Es begann, glaube ich, mit einem infernalischen Heulen. Dann sah ich das aufgeschlagene Buch, das eben noch auf meinen Knien gelegen hatte, vor meinem Gesicht schweben. Der Gurt spannte und drückte auf meine Blase, das weiß ich noch. Sogar Mel Gibson flackerte und erlosch. Schuhe, Bordmagazine, Kissen, Decken und Tabletts schwammen auf einmal in der Luft wie bizarre Fische in einem Aquarium. An der Decke baumelten die Sauerstoffmasken an ihren Schläuchen. Wie von Geisterhand wurde der schlafende Veteran neben mir langsam aus seinem Sitz gehoben. Erst als ich ihn wieder niederdrückte, geruhte er aus seinem Schlaf zu erwachen: „Oh, zero gravity! Boy, are we falling?“, fragte er und blickte sich neugierig um.

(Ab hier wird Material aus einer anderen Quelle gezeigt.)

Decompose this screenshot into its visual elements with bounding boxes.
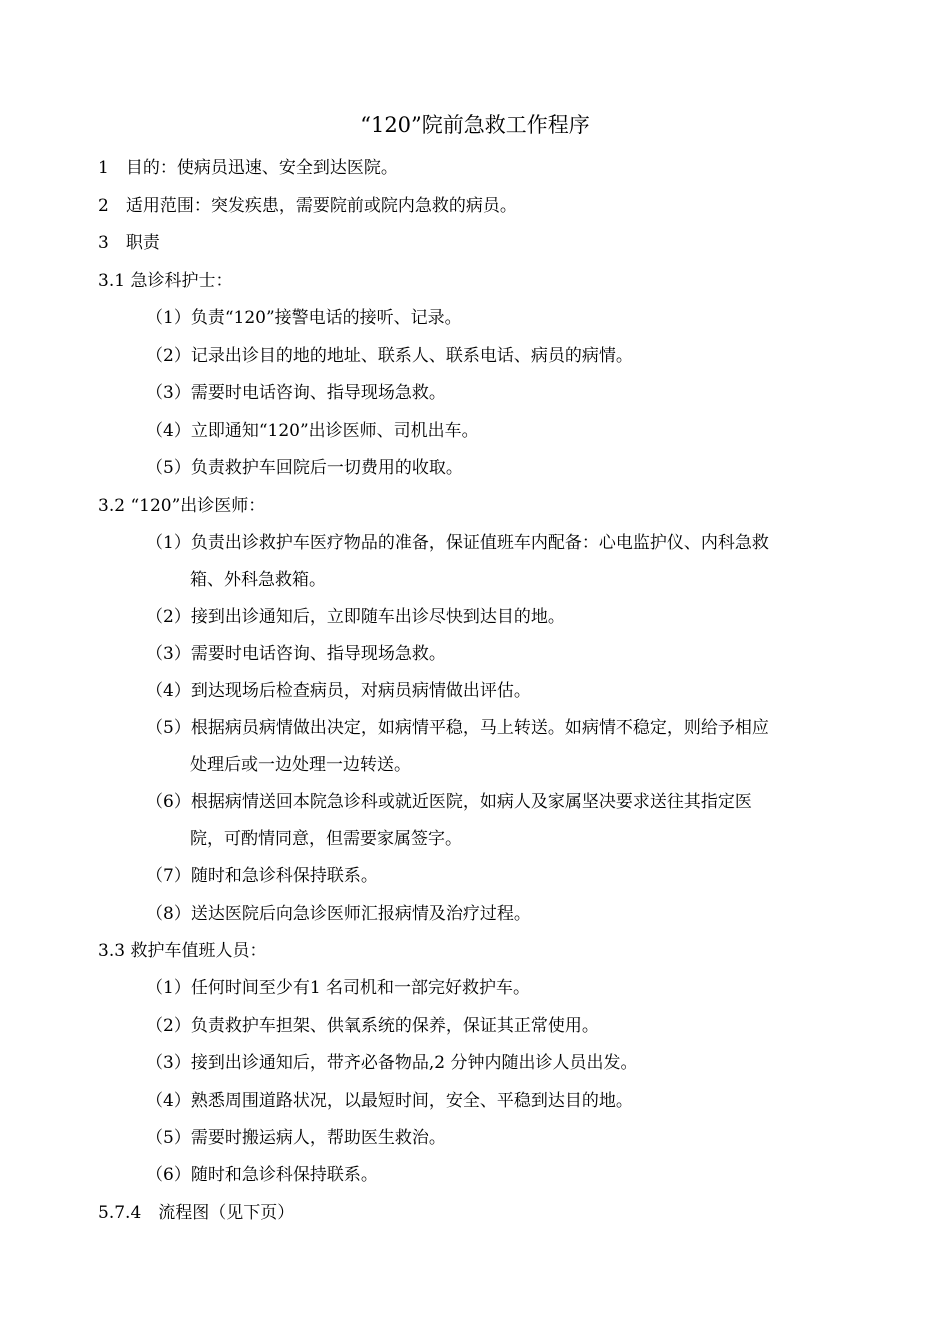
list-item: （5）负责救护车回院后一切费用的收取。: [146, 458, 463, 478]
list-item: （1）负责出诊救护车医疗物品的准备，保证值班车内配备：心电监护仪、内科急救: [146, 533, 769, 553]
section-flowchart-note: 5.7.4 流程图（见下页）: [98, 1203, 295, 1223]
list-item: （4）熟悉周围道路状况，以最短时间，安全、平稳到达目的地。: [146, 1091, 633, 1111]
section-scope: 2 适用范围：突发疾患，需要院前或院内急救的病员。: [98, 196, 517, 216]
subsection-nurse: 3.1 急诊科护士：: [98, 271, 233, 291]
list-item: （6）根据病情送回本院急诊科或就近医院，如病人及家属坚决要求送往其指定医: [146, 792, 752, 812]
document-title: “120”院前急救工作程序: [360, 113, 590, 137]
list-item: （8）送达医院后向急诊医师汇报病情及治疗过程。: [146, 904, 531, 924]
list-item: （4）立即通知“120”出诊医师、司机出车。: [146, 421, 479, 441]
subsection-ambulance-staff: 3.3 救护车值班人员：: [98, 941, 267, 961]
list-item: （5）根据病员病情做出决定，如病情平稳，马上转送。如病情不稳定，则给予相应: [146, 718, 769, 738]
list-item: （4）到达现场后检查病员，对病员病情做出评估。: [146, 681, 531, 701]
list-item: （3）需要时电话咨询、指导现场急救。: [146, 383, 446, 403]
list-item: （1）负责“120”接警电话的接听、记录。: [146, 308, 462, 328]
section-purpose: 1 目的：使病员迅速、安全到达医院。: [98, 158, 398, 178]
list-item: （6）随时和急诊科保持联系。: [146, 1165, 378, 1185]
section-duties: 3 职责: [98, 233, 160, 253]
subsection-doctor: 3.2 “120”出诊医师：: [98, 496, 266, 516]
list-item-continuation: 院，可酌情同意，但需要家属签字。: [190, 829, 462, 849]
list-item: （2）记录出诊目的地的地址、联系人、联系电话、病员的病情。: [146, 346, 633, 366]
list-item: （7）随时和急诊科保持联系。: [146, 866, 378, 886]
list-item-continuation: 处理后或一边处理一边转送。: [190, 755, 411, 775]
list-item: （2）负责救护车担架、供氧系统的保养，保证其正常使用。: [146, 1016, 599, 1036]
list-item: （3）需要时电话咨询、指导现场急救。: [146, 644, 446, 664]
list-item: （5）需要时搬运病人，帮助医生救治。: [146, 1128, 446, 1148]
list-item: （1）任何时间至少有1 名司机和一部完好救护车。: [146, 978, 531, 998]
list-item-continuation: 箱、外科急救箱。: [190, 570, 326, 590]
list-item: （3）接到出诊通知后，带齐必备物品,2 分钟内随出诊人员出发。: [146, 1053, 638, 1073]
list-item: （2）接到出诊通知后，立即随车出诊尽快到达目的地。: [146, 607, 565, 627]
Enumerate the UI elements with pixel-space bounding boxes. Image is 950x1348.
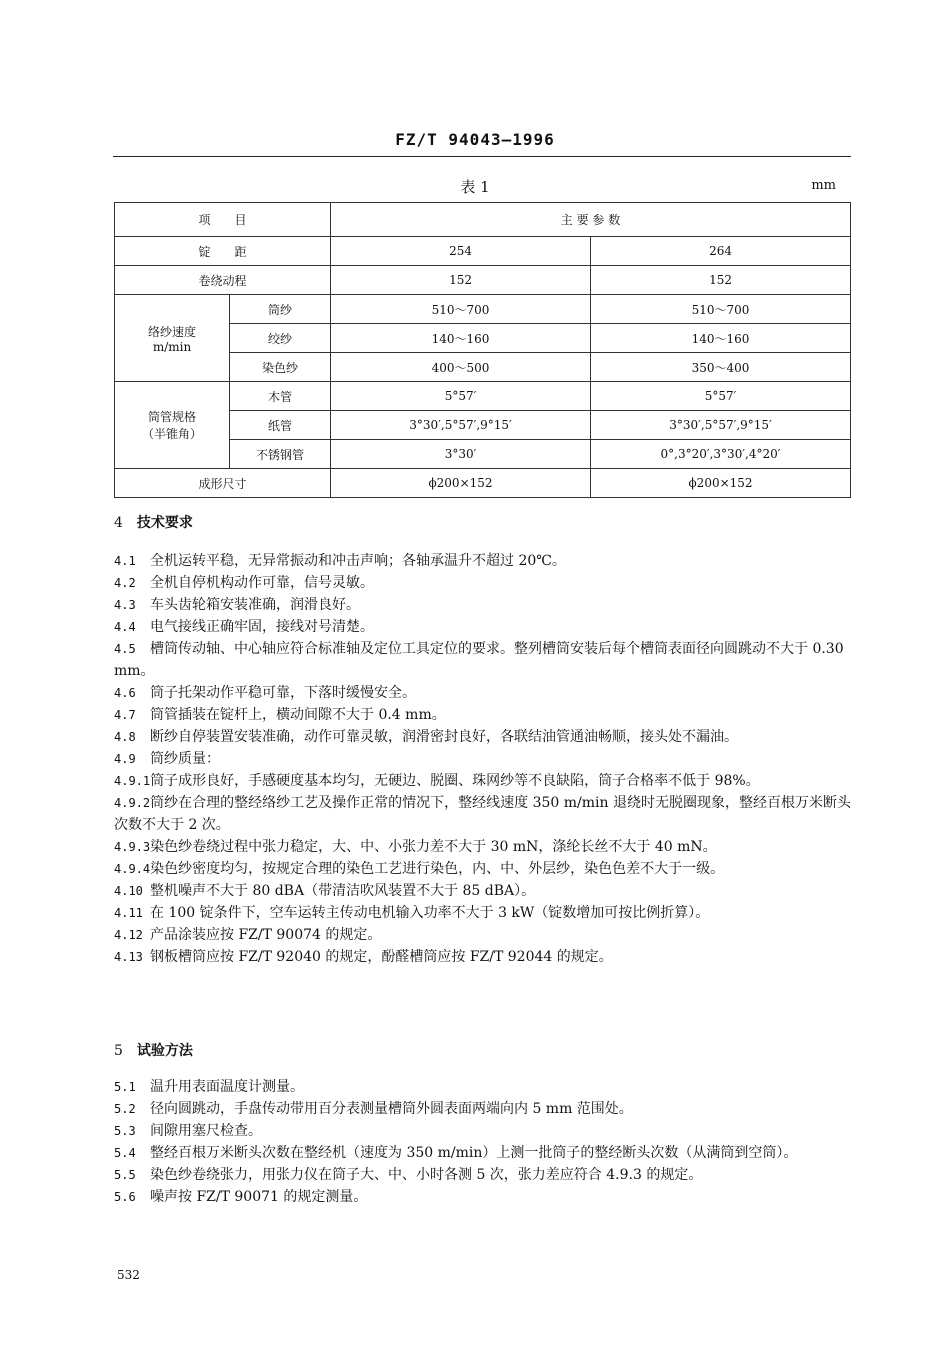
section-5 — [114, 1040, 854, 1208]
header-rule — [113, 156, 851, 157]
section-5-items — [114, 1076, 854, 1208]
item-text: 噪声按 FZ/T 90071 的规定测量。 — [150, 1189, 368, 1205]
item-text: 筒子成形良好，手感硬度基本均匀，无硬边、脱圈、珠网纱等不良缺陷，筒子合格率不低于 98%。 — [150, 773, 760, 789]
cell-value: 140～160 — [591, 324, 851, 353]
cell-value: 0°,3°20′,3°30′,4°20′ — [591, 440, 851, 469]
cell-value: ϕ200×152 — [591, 469, 851, 498]
list-item — [114, 1142, 854, 1164]
list-item — [114, 946, 854, 968]
item-text: 断纱自停装置安装准确，动作可靠灵敏，润滑密封良好，各联结油管通油畅顺，接头处不漏油。 — [150, 729, 738, 745]
item-number: 4.4 — [114, 620, 136, 634]
item-number: 4.1 — [114, 554, 136, 568]
cell-value: 140～160 — [331, 324, 591, 353]
section-title: 试验方法 — [136, 1043, 193, 1059]
list-item — [114, 1120, 854, 1142]
item-text: 筒子托架动作平稳可靠，下落时缓慢安全。 — [150, 685, 416, 701]
item-text: 染色纱卷绕张力，用张力仪在筒子大、中、小时各测 5 次，张力差应符合 4.9.3 的规定。 — [150, 1167, 703, 1183]
group-label-winding-speed — [115, 295, 230, 382]
table-unit: mm — [811, 178, 836, 193]
list-item — [114, 704, 854, 726]
item-text: 径向圆跳动，手盘传动带用百分表测量槽筒外圆表面两端向内 5 mm 范围处。 — [150, 1101, 633, 1117]
sub-label: 绞纱 — [230, 324, 331, 353]
item-number: 4.8 — [114, 730, 136, 744]
group-label: 筒管规格 — [147, 410, 196, 424]
table-header-row — [115, 203, 851, 237]
table-row — [115, 237, 851, 266]
list-item — [114, 924, 854, 946]
row-label: 锭 距 — [115, 237, 331, 266]
cell-value: 3°30′,5°57′,9°15′ — [591, 411, 851, 440]
group-sub: （半锥角） — [141, 427, 202, 441]
list-item — [114, 770, 854, 792]
cell-value: 510～700 — [331, 295, 591, 324]
section-heading — [114, 512, 854, 534]
table-row — [115, 382, 851, 411]
list-item — [114, 836, 854, 858]
cell-value: 152 — [331, 266, 591, 295]
item-number: 5.5 — [114, 1168, 136, 1182]
header-params: 主 要 参 数 — [331, 203, 851, 237]
item-text: 筒纱在合理的整经络纱工艺及操作正常的情况下，整经线速度 350 m/min 退绕时无脱圈现象，整经百根万米断头次数不大于 2 次。 — [114, 795, 851, 833]
item-text: 筒管插装在锭杆上，横动间隙不大于 0.4 mm。 — [150, 707, 446, 723]
item-number: 4.9.3 — [114, 840, 151, 854]
list-item — [114, 1186, 854, 1208]
sub-label: 不锈钢管 — [230, 440, 331, 469]
item-number: 4.13 — [114, 950, 143, 964]
item-number: 4.9.1 — [114, 774, 151, 788]
item-text: 钢板槽筒应按 FZ/T 92040 的规定，酚醛槽筒应按 FZ/T 92044 的规定。 — [150, 949, 613, 965]
list-item — [114, 748, 854, 770]
item-text: 产品涂装应按 FZ/T 90074 的规定。 — [150, 927, 382, 943]
item-number: 4.10 — [114, 884, 143, 898]
page-number: 532 — [117, 1268, 140, 1282]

Jetzt erst gellten panische Schreie durch die Kabine, gefolgt von den noch lauteren Schreien der Flugbegleiterinnen, alles sei in Ordnung, aber das war es nicht, verdammt noch mal! Tatsächlich ertönte nun von weiter vorne das unheilvolle Gepolter schwerer Gepäckstücke, übertönt nur vom hochtourigen Jaulen der vier mächtigen Rolls-Royce-Triebwerke unter den gewaltig ausladenden Tragflächen, die dort draußen zwischen den wegwischenden Wolkenfetzen flatterten wie Taschentücher in einem Windkanal. In offiziell beglaubigter und amtlich zertifizierter Todesangst schloss ich die Augen. Ich brüllte nicht sinnlos herum. Ich fiepte nur noch hilflos vor mich hin und klapperte mit den Zähnen.

Nach einer Ewigkeit ächzte und knarzte es in der gesamten Konstruktion, ihren Nieten und Verstrebungen, als sich das gewaltige Flugzeug endlich wieder fing. Jetzt erst meldete sich der Pilot, erzählte irgendwas von Höhenwinden („They were giving our old lady a hard time!“), aber mein Sitznachbar, der Veteran, schüttelte nur seinen kahlen Kopf, in dem wohl noch immer Flieger-Gespenstergeschichten aus dem Zweiten Weltkrieg herumspukten: „Gremlins, this is so typical for gremlins …“

Jauch irrt also, wenn er vermutet, bei der ARD seien Gremlins am Werk. Gremlins hocken nicht in der ARD, sondern in Flugzeugen. Geister aber, die das Haus schützen und seine Bewohner necken, ohne Schaden anzurichten, die nennt man: Kobolde.